Persönlich glaube ich unumstößlich, dass die "geistige Mechanik" der Bibel folgende ist:
* Der Mensch wird durch und in Gott geschaffen ("Paradies") und ist solange "unschuldig", solange er von Gott nicht getrennt ist.
* Mit dem Aufkeimen eigenen Bewusstseins stellt der Mensch unwillkürlich und notwendigerweise eine Ich-Orientierung der Gott-Orientierung gegenüber ("Sündenfall").
* Heilsgeschichte ist der a)weltgeschichtliche ("Weltzeit") und b)individuelle Prozess, in der gewonnenen Ich-Orientierung ("Selbst-Bewusstsein" - "die Augen klärten sich") dieses Ich in Eigen-Erkenntnis wieder in Gott aufheben zu wollen.
* Erlösung ist das notwendige Einschreiten Gottes, weil dies der Mensch alleine nicht kann.

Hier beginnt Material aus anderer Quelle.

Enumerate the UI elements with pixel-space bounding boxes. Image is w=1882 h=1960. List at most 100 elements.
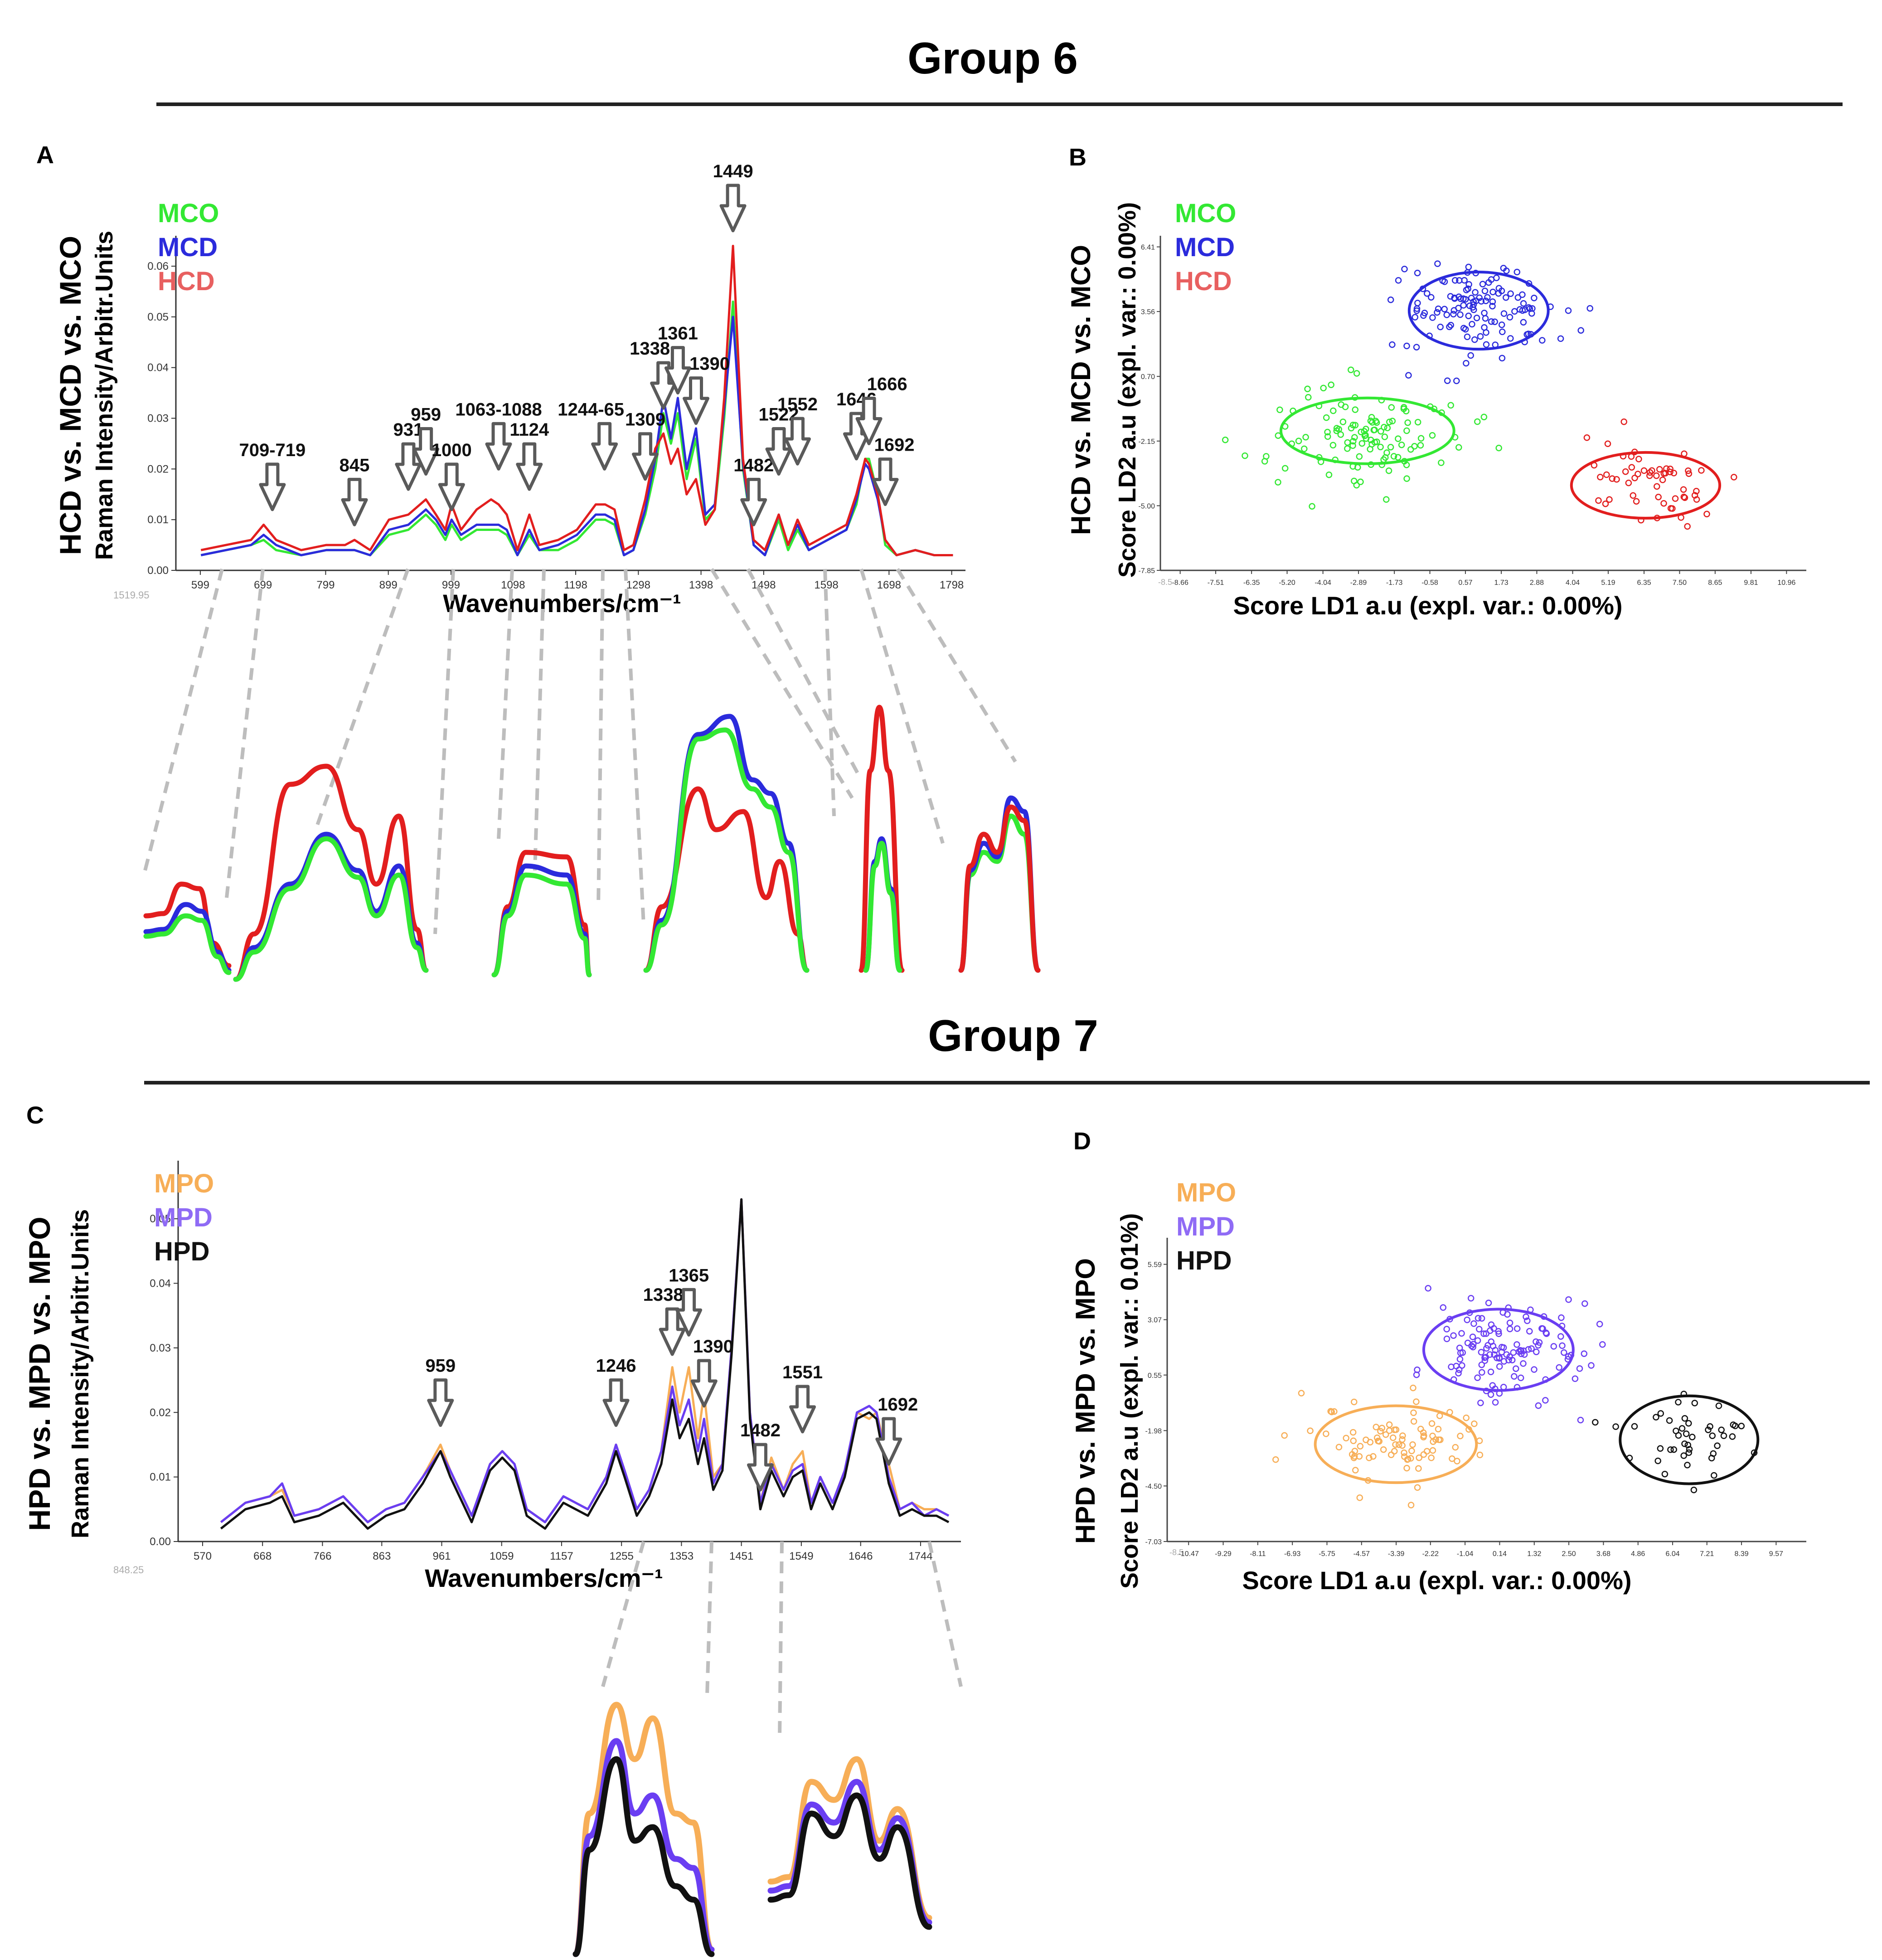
score-point [1358,428,1364,436]
score-point [1335,1444,1343,1451]
score-point [1441,278,1448,285]
score-point [1478,1361,1485,1368]
peak-label: 1390 [689,354,730,374]
x-tick-label: 0.14 [1493,1550,1507,1558]
score-point [1667,465,1673,472]
legend-mco: MCO [158,199,219,228]
score-point [1455,444,1462,451]
score-point [1729,1433,1736,1440]
score-point [1400,404,1407,411]
score-point [1429,314,1436,321]
score-point [1654,1457,1661,1464]
confidence-ellipse [1570,451,1722,520]
score-point [1635,471,1641,477]
score-point [1646,469,1654,476]
score-point [1675,1432,1682,1439]
score-point [1466,302,1473,309]
peak-arrow-icon [675,1288,703,1337]
score-point [1429,432,1436,439]
cluster-mco [1222,366,1502,510]
score-point [1377,1428,1384,1435]
peak-arrow-icon [427,1378,454,1427]
score-point [1506,1319,1513,1326]
score-point [1499,328,1506,336]
zoom-curve [143,902,232,973]
x-tick-label: 599 [191,579,209,591]
score-point [1539,1325,1546,1332]
score-point [1518,1347,1525,1354]
score-point [1358,440,1366,447]
score-point [1320,384,1327,392]
score-point [1408,1447,1415,1454]
peak-arrow-icon [690,1359,718,1408]
x-tick-label: 8.39 [1734,1550,1748,1558]
y-tick-label: -5.00 [1139,502,1155,510]
score-point [1526,305,1533,312]
score-point [1667,1446,1674,1453]
score-point [1603,471,1610,478]
x-tick-label: 863 [373,1550,391,1562]
score-point [1369,419,1376,426]
score-point [1657,1445,1664,1452]
score-point [1709,1432,1716,1440]
peak-label: 845 [340,455,370,475]
confidence-ellipse [1422,1308,1575,1392]
score-point [1373,1424,1380,1430]
score-point [1333,427,1340,434]
score-point [1481,1354,1488,1361]
peak-label: 931 [393,420,424,440]
score-point [1467,1295,1475,1302]
score-point [1381,423,1387,431]
score-point [1428,1454,1435,1461]
panel-d-ylabel-sub: Score LD2 a.u (expl. var.: 0.01%) [1116,1213,1143,1589]
y-tick-label: 0.70 [1141,373,1155,381]
score-point [1543,1330,1550,1337]
panel-a-ylabel-main: HCD vs. MCD vs. MCO [53,236,87,555]
zoom-guide-line [533,569,546,871]
peak-arrow-icon [843,412,870,461]
score-point [1510,1349,1517,1356]
score-point [1520,300,1527,307]
score-point [1349,1429,1357,1436]
score-point [1464,333,1471,340]
score-point [1409,1441,1416,1448]
cluster-mcd [1387,260,1593,384]
score-point [1577,1416,1584,1424]
score-point [1440,1304,1447,1311]
zoom-curve [143,913,232,975]
peak-label: 1063-1088 [455,399,542,419]
cluster-mpo [1272,1384,1484,1508]
x-tick-label: -4.57 [1353,1550,1370,1558]
zoom-curve [233,836,429,982]
score-point [1394,454,1402,461]
score-point [1557,1333,1564,1340]
score-point [1708,1454,1715,1462]
y-tick-label: 0.55 [1148,1372,1162,1380]
score-point [1504,1311,1511,1318]
score-point [1550,1343,1557,1350]
score-point [1581,1300,1588,1307]
score-point [1387,297,1394,303]
score-point [1730,1421,1737,1428]
peak-arrow-icon [872,457,899,506]
x-tick-label: -10.47 [1179,1550,1199,1558]
score-point [1487,1368,1494,1376]
score-point [1463,1415,1470,1421]
score-point [1403,1464,1410,1472]
x-tick-label: 7.21 [1700,1550,1714,1558]
peak-label: 1449 [713,161,753,181]
legend-mpd: MPD [154,1203,213,1232]
score-point [1542,1397,1549,1404]
zoom-curve [643,786,810,973]
x-tick-label: 1353 [669,1550,694,1562]
score-point [1633,498,1640,505]
y-tick-label: -1.98 [1145,1427,1162,1435]
score-point [1666,1417,1673,1424]
x-tick-label: 1698 [877,579,901,591]
panel-d-corner-note: -8.5 [1169,1548,1184,1557]
score-point [1670,470,1678,477]
score-point [1663,465,1670,472]
score-point [1577,327,1584,334]
score-point [1363,426,1369,433]
score-point [1686,1446,1693,1453]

Insofern ist der "Baum der Erkenntnis" die "Schleuse" aus Gott heraus, und der "Baum des Lebens" die Schleuse zurück zu/in Gott - nur dass der Mensch bei diesem "Zurück" inzwischen eigen-bewusst ist. - Dieses Eigen-Bewusstsein des Menschen ist von Gott gewollt, weil er will, dass er keine geistig-bewusstlosen Embryos um sich hat, sondern dass er von seiner "ebenbildlichen" Schöpfung bewusst erkannt wird. - Dies geht nur über den Umweg der Heilsgeschichte/des zwischenzeitlichen Getrenntseins von Gott.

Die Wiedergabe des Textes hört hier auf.